The landscape around the Aztec capital is characterized by strings of mountains and towering volcanoes that surround and dominate flat valleys, creating obvious associations between mountains, clouds, rains, fogs, thunderstorms, springs, and rivers. Under the valley floors and mountain slopes are numerous caves created by ancient lava flows. And before time took its toll and the suburbs of Mexico City spread through the landscape, the terrain was also peppered with magnificent human constructions, both the temples of the Aztecs themselves and the conspicuous remains of earlier temples dating back to the Preclassic period (at least as far as the mid-first millennium b.c.e.). This combination created, in the Aztec mind, a vibrant perceived world strewn with the abodes of powerful spirits: mountains were sources of water and rain; caves were entrances to the underworld; and the huge ceremonial center of Teotihuacan with its enormous pyramids, a thousand years old by this time, was itself seen as a magnificent creation of the gods.

Tributes to the gods had to be made in the appropriate place but also at the correct time. One of the most critical actions was to appease Tlaloc, the god of rain and fertility, and persuade him to send water for the year’s maize crop. Petitions to Tlaloc were timed in relation to calendar festivals and often involved the sacrifice of children. Thus on the first day of the month Atlcahualo (in the 365-day calendrical cycle or xihuitl), or around the middle of February in the Gregorian calendar at the time of the Conquest, the bodies of sacrificed children were thrown into caves close to mountain sanctuaries, since the water was thought to remain there, inside the mountain, until released by the gods as rain. On the summit of Mount Tlaloc itself, at an elevation of more than 4,000 meters (13,000 feet), was a shrine containing an idol of the rain god where the nobles from Tenochtitlan and adjacent cities converged during a great festival in the month Hueytozoztli, at the end of April. Here, a young boy was sacrificed while, in a complementary ceremony taking place at a nearby lake, a similar fate awaited a young girl, who was appropriately dressed in blue.

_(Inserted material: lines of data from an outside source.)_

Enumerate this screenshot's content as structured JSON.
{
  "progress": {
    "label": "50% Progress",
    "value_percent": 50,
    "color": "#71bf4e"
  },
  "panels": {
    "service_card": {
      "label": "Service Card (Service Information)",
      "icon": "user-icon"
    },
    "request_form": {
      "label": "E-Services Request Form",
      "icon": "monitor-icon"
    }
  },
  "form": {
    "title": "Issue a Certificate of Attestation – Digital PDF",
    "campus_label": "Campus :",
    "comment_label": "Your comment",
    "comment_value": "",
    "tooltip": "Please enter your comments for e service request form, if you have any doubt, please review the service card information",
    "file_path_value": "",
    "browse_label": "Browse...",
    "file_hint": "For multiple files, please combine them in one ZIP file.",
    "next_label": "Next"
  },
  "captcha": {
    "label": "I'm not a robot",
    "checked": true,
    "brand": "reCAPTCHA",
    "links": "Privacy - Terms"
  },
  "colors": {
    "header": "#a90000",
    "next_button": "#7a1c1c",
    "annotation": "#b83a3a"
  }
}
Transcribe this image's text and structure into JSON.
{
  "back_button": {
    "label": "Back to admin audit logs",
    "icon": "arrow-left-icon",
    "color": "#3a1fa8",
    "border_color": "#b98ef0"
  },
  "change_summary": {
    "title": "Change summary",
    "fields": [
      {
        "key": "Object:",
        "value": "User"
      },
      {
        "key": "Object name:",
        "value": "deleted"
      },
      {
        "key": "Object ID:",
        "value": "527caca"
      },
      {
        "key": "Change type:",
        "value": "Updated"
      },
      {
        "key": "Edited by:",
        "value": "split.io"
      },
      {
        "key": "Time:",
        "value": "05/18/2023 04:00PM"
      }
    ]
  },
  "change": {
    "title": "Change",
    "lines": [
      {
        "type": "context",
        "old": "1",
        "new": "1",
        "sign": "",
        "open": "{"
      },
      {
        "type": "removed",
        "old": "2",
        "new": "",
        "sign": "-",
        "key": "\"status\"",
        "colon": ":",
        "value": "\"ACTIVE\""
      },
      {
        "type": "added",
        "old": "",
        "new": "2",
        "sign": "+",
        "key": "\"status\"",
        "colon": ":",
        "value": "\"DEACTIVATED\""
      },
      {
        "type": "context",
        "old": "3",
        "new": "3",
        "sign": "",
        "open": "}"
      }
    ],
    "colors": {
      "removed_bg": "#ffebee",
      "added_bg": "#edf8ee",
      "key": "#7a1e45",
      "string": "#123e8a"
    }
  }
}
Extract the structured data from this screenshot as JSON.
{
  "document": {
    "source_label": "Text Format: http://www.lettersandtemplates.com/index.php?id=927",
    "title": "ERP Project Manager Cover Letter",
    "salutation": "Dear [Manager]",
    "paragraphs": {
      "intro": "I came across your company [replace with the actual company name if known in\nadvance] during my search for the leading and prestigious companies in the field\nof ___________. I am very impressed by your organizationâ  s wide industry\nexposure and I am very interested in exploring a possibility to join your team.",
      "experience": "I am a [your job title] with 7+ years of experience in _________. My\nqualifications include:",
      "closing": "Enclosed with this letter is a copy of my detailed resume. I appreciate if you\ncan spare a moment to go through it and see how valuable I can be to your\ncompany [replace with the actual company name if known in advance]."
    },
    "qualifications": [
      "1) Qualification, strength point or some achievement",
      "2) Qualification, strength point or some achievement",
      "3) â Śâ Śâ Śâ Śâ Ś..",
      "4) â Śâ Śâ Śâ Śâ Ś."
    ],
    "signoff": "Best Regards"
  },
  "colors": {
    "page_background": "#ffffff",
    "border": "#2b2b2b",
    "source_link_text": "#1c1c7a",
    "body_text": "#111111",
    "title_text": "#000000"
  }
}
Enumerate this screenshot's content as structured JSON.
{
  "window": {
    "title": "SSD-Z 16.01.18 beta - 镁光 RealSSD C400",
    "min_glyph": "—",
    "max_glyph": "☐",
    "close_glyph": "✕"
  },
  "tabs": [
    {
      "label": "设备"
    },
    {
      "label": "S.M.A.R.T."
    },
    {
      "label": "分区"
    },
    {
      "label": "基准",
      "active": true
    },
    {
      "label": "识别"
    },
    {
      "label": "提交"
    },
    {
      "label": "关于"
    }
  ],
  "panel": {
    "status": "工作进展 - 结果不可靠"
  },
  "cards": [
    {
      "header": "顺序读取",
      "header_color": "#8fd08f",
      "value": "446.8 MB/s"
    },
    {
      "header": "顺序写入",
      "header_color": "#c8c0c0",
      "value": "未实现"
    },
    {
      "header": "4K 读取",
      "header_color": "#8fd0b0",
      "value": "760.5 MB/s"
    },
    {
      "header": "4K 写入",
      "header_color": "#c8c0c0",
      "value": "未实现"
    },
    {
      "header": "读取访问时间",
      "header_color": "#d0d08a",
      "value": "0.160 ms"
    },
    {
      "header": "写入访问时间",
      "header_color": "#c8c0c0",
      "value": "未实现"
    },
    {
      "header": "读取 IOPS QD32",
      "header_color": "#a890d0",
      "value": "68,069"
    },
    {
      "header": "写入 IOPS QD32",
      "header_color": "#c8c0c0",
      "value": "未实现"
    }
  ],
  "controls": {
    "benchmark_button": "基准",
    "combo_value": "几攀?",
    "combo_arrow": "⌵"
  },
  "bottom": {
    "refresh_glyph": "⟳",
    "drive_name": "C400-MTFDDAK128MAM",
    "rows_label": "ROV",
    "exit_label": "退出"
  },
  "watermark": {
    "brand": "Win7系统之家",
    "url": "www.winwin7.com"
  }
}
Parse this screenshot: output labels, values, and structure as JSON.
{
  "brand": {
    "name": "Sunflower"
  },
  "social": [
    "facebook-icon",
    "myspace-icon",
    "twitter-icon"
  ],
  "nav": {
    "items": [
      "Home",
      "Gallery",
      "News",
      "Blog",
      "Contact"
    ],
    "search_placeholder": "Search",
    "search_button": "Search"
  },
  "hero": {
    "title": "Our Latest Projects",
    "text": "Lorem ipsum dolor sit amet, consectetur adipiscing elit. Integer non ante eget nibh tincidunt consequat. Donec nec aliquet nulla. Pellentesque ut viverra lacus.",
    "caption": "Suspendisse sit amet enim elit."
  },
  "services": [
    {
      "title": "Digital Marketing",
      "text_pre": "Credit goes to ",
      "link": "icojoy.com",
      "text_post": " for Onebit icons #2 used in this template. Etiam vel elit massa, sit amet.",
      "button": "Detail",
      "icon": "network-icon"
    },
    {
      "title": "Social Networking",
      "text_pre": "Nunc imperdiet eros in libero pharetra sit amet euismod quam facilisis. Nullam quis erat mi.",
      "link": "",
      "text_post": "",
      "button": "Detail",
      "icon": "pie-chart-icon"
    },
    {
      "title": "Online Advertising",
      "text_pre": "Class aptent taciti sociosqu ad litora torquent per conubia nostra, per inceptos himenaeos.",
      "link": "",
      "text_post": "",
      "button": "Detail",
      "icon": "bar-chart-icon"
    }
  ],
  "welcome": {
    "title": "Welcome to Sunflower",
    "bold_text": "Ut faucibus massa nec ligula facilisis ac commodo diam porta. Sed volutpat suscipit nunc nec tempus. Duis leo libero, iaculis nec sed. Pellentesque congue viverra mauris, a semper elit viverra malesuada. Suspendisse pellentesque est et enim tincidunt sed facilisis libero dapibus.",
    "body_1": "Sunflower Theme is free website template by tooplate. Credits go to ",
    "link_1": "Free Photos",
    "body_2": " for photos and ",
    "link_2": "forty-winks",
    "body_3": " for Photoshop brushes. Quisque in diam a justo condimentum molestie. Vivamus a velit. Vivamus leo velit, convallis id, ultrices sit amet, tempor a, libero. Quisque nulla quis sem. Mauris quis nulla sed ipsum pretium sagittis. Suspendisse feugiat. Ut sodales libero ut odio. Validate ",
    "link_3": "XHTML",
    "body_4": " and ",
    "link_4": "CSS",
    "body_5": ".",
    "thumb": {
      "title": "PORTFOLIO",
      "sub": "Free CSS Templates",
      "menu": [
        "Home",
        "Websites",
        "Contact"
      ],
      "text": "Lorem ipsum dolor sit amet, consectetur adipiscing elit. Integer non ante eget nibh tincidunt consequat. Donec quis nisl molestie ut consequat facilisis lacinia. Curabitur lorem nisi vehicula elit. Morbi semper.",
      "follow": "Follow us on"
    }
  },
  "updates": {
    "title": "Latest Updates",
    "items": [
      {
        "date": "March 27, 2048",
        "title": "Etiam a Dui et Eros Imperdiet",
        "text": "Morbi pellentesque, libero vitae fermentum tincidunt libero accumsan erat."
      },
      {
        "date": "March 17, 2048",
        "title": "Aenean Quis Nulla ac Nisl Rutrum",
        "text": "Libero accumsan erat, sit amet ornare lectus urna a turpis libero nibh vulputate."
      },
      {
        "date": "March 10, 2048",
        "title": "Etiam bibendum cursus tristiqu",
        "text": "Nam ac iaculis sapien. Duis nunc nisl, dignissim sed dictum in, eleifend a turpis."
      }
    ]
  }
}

Many different calendrically timed rituals such as these, taking place all over the Aztec empire, generated a network of relationships in people’s minds between sacred places in the landscape (particularly mountains), the activities that took place there, and the timing of those activities. Evidence suggests that those perceptions were reinforced both by the positioning of temples in the landscape and by solar alignments deliberately built into those temples. It has been proposed that the Templo Mayor was (at least approximately) aligned upon Cerro Tlaloc on the horizon to the east, that the sun would have risen more or less behind that mountain on the equinox, and that two prominent mountains on the eastern horizon from Cerro Tlaloc itself, across the next valley, aligned with sunrise on two important days when mountain ceremonies were taking place on that peak. More recent work suggests that the later phases of the temple were in fact oriented upon sunset at the feast of Tlacaxipehualiztli, which coincided with the Julian vernal equinox in 1519 and was duly recorded by the chronicler Motolinia. Whatever the details in this case, the combination of ethnohistorical accounts relating to the nature and timing of ceremonies, archaeological evidence of votive offerings at sites such as mountain shrines, and archaeoastronomical data on orientations and alignments makes a convincing case that many relationships such as these were real enough in the Aztec mind.